The tests showed the new vaginas are indistinguishable from the women’s own tissue and have grown in size as the young women, who got the implants as teens, matured.
“By the six-month time point, you couldn’t tell the difference between engineered organ and the normal organ,” Atala said.
All four of the women are now sexually active and report normal vaginal function. Two of the four, who were born with a working uterus but no vagina, now menstruate normally.
It is not yet clear whether these women can bear children, but because they are menstruating, it suggests their ovaries are working, so it may be possible, said Atala.
The four women in the study were born with Mayer-Rokitansky-Küster-Hauser (MRKH) syndrome, a rare genetic condition in which the vagina and uterus are underdeveloped or absent. Conventional treatment generally involves the use of grafts made from intestinal tissue or from skin, but both tissues have drawbacks, said Atala.
Atala said the pilot study is the first to show that vaginal organs custom-built in the lab using patients’ own cells can be successfully used in humans, offering a new option for women who need reconstructive surgeries. In prior studies, Atala’s team has used the approach to make replacement bladders and urine tubes or urethras in young boys.
In the other experiment, Swiss scientists built new outer nostrils for five patients who had skin cancer on their noses.
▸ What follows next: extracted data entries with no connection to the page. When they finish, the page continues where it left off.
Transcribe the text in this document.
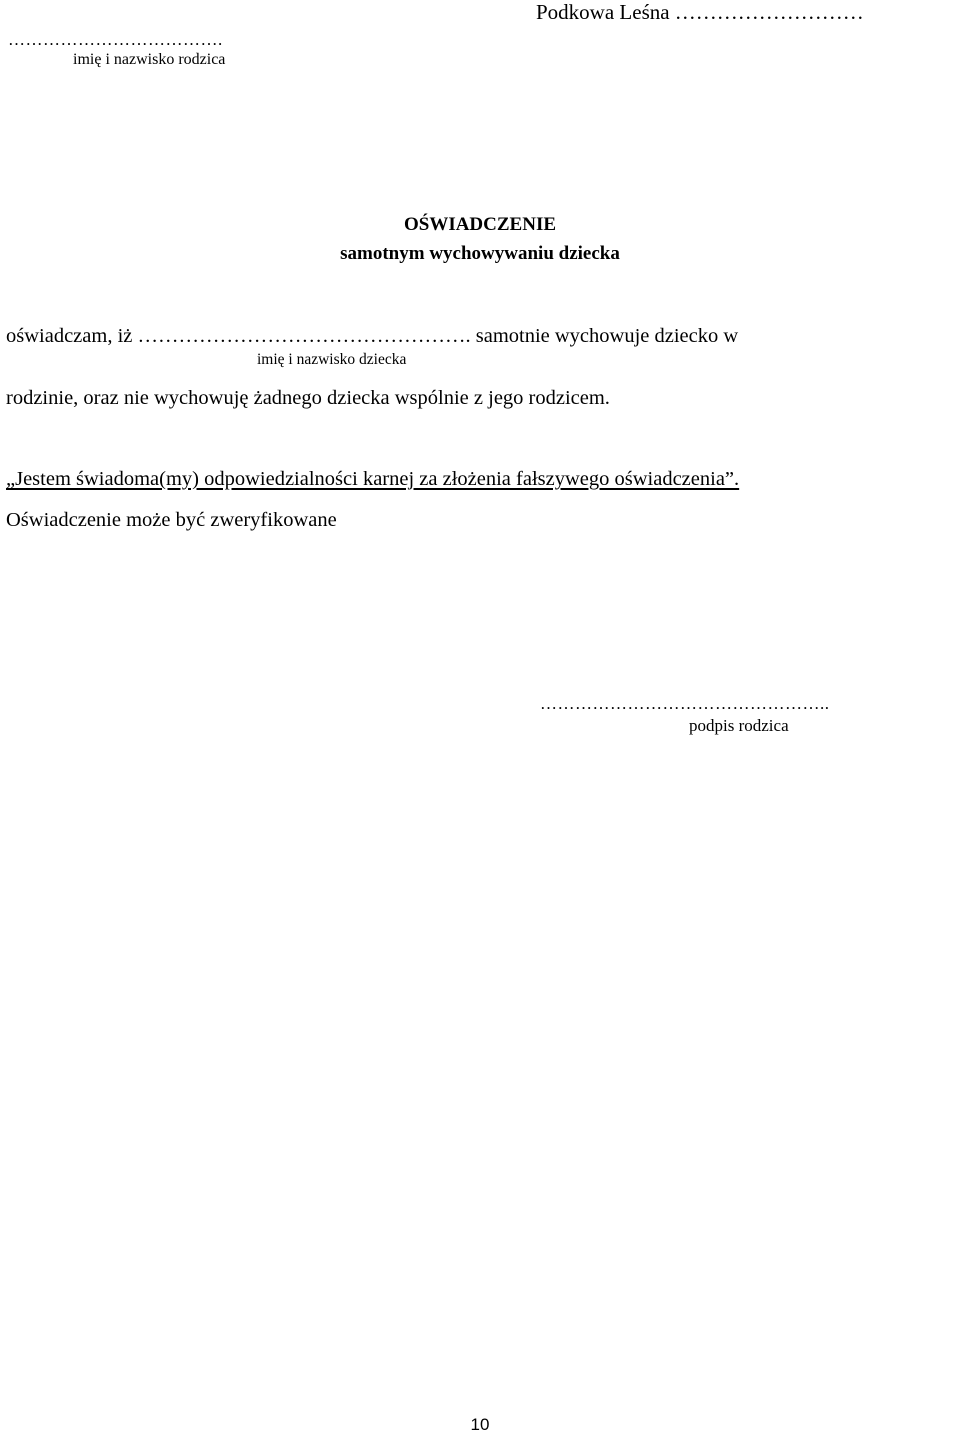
Podkowa Leśna ………………………
……………………………….
imię i nazwisko rodzica
OŚWIADCZENIE
samotnym wychowywaniu dziecka
oświadczam, iż …………………………………………. samotnie wychowuje dziecko w
imię i nazwisko dziecka
rodzinie, oraz nie wychowuję żadnego dziecka wspólnie z jego rodzicem.
„Jestem świadoma(my) odpowiedzialności karnej za złożenia fałszywego oświadczenia”.
Oświadczenie może być zweryfikowane
…………………………………………..
podpis rodzica
10
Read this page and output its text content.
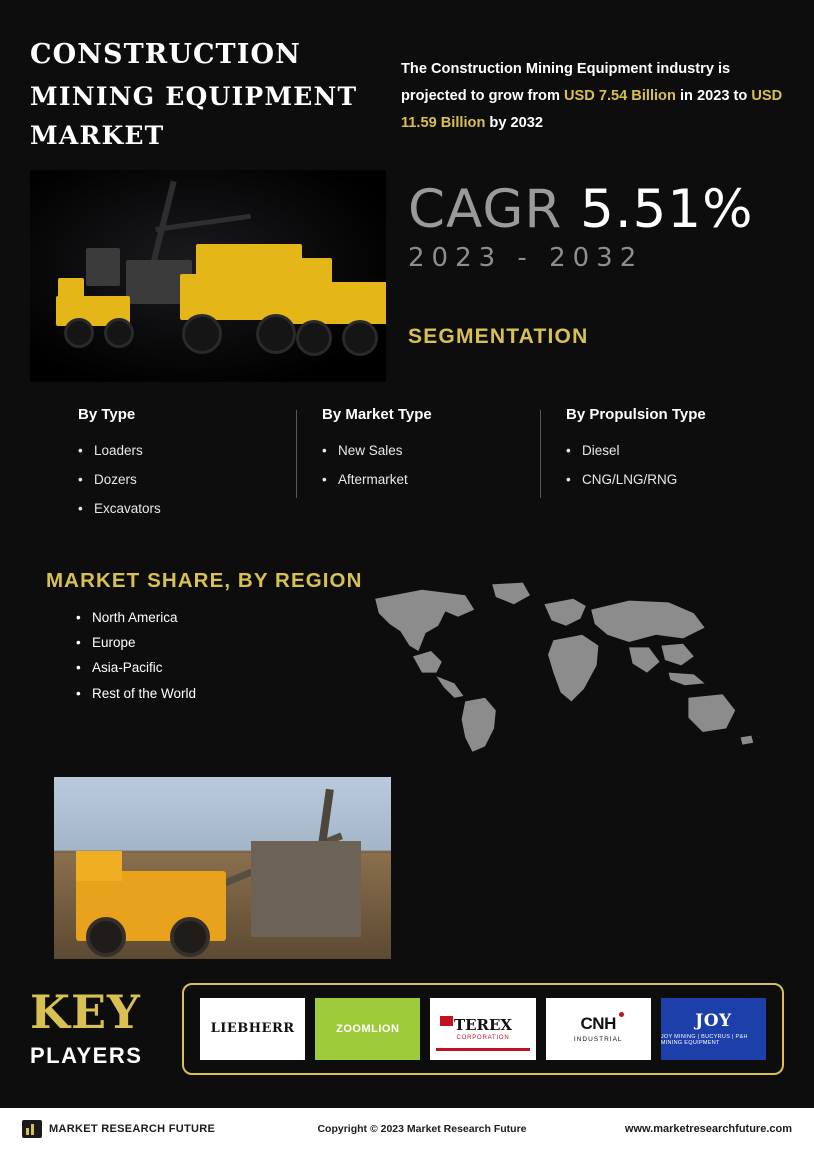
CONSTRUCTION
MINING EQUIPMENT
MARKET

The Construction Mining Equipment industry is projected to grow from USD 7.54 Billion in 2023 to USD 11.59 Billion by 2032

CAGR 5.51%
2023 - 2032
SEGMENTATION
By Type
• Loaders
• Dozers
• Excavators
By Market Type
• New Sales
• Aftermarket
By Propulsion Type
• Diesel
• CNG/LNG/RNG
MARKET SHARE, BY REGION
• North America
• Europe
• Asia-Pacific
• Rest of the World
KEY
PLAYERS
LIEBHERR	ZOOMLION	TEREX
CORPORATION
CNH
INDUSTRIAL
JOY
JOY MINING | BUCYRUS | P&H MINING EQUIPMENT
MARKET RESEARCH FUTURE	Copyright © 2023 Market Research Future	www.marketresearchfuture.com
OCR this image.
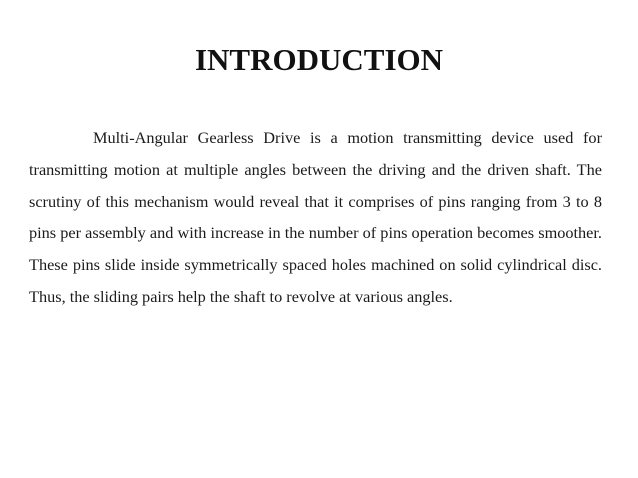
INTRODUCTION

Multi-Angular Gearless Drive is a motion transmitting device used for transmitting motion at multiple angles between the driving and the driven shaft. The scrutiny of this mechanism would reveal that it comprises of pins ranging from 3 to 8 pins per assembly and with increase in the number of pins operation becomes smoother. These pins slide inside symmetrically spaced holes machined on solid cylindrical disc. Thus, the sliding pairs help the shaft to revolve at various angles.
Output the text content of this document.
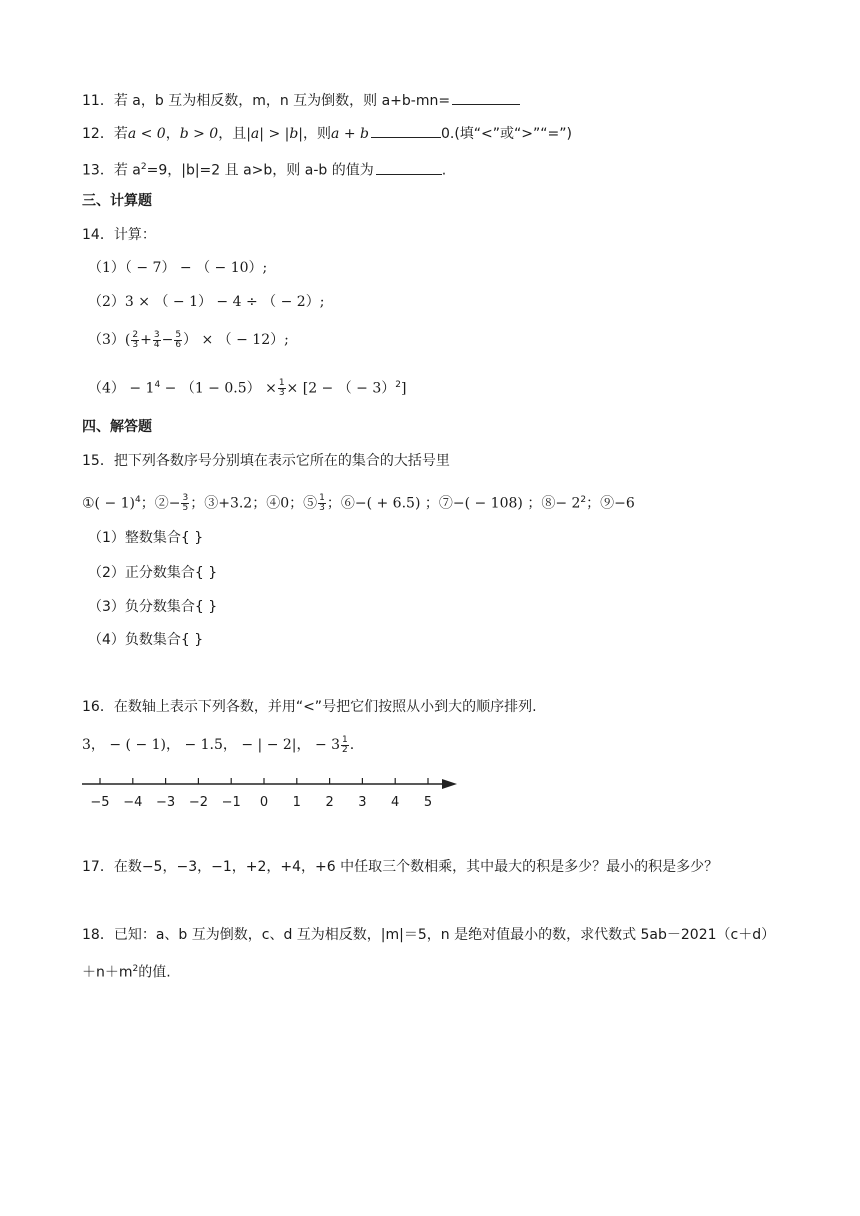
11．若 a，b 互为相反数，m，n 互为倒数，则 a+b-mn=
12．若a < 0，b > 0，且|a| > |b|，则a + b	0.(填“<”或“>”“=”)
13．若 $a^2=9$，|b|=2 且 a>b，则 a-b 的值为	.
三、计算题
14．计算：
（1）（ − 7） − （ − 10）;
（2）3 × （ − 1） − 4 ÷ （ − 2）;
$(3)( \frac{2}{3} + \frac{3}{4} - \frac{5}{6}$ ） × （ − 12）;
$(4) - 1^4 - (1 - 0.5) \times \frac{1}{3} \times [2$ − （ − 3）$^2$]
四、解答题
15．把下列各数序号分别填在表示它所在的集合的大括号里
①( − 1)$^4$；②− $\frac{3}{5}$ ；③+3.2；④0；⑤ $\frac{1}{3}$ ；⑥−( + 6.5) ；⑦−( − 108) ；⑧− $2^2$；⑨−6
（1）整数集合{ }
（2）正分数集合{ }
（3）负分数集合{ }
（4）负数集合{ }
16．在数轴上表示下列各数，并用“<”号把它们按照从小到大的顺序排列.
3， − ( − 1)， − 1.5， − | − 2|， − $3 \frac{1}{2}$ .
−5 −4 −3 −2 −1 0 1 2 3 4 5
17．在数−5，−3，−1，+2，+4，+6 中任取三个数相乘，其中最大的积是多少？最小的积是多少？
18．已知：a、b 互为倒数，c、d 互为相反数，|m|＝5，n 是绝对值最小的数，求代数式 5ab－2021（c＋d）
$+n+m^2$的值.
When surgeons removed the tumor, they also took a tiny bit of nose cartilage. They grew the cells for four weeks in the lab to make a small flap. That was then implanted onto their nose and coveredwith skin from their foreheads.
Normally, cartilage is taken from the patient’s ear or ribs to recreate the nostril.
Ivan Martin of University Hospital Basel, the study’s senior author, said none of the patients reported any side effects by one year after surgery, and all were satisfied with their new nostrils.
“Now that we have demonstrated this is safe and feasible, we can use it for more complicated clinical needs,” he said, adding the same approach is being tested to supply knee cartilage. He said scientists were slowly gaining more expertise, but predicted it could take another couple of decades before the process becomes mainstream.
“It’s not a trivial thing to engineer a functional tissue,” he said.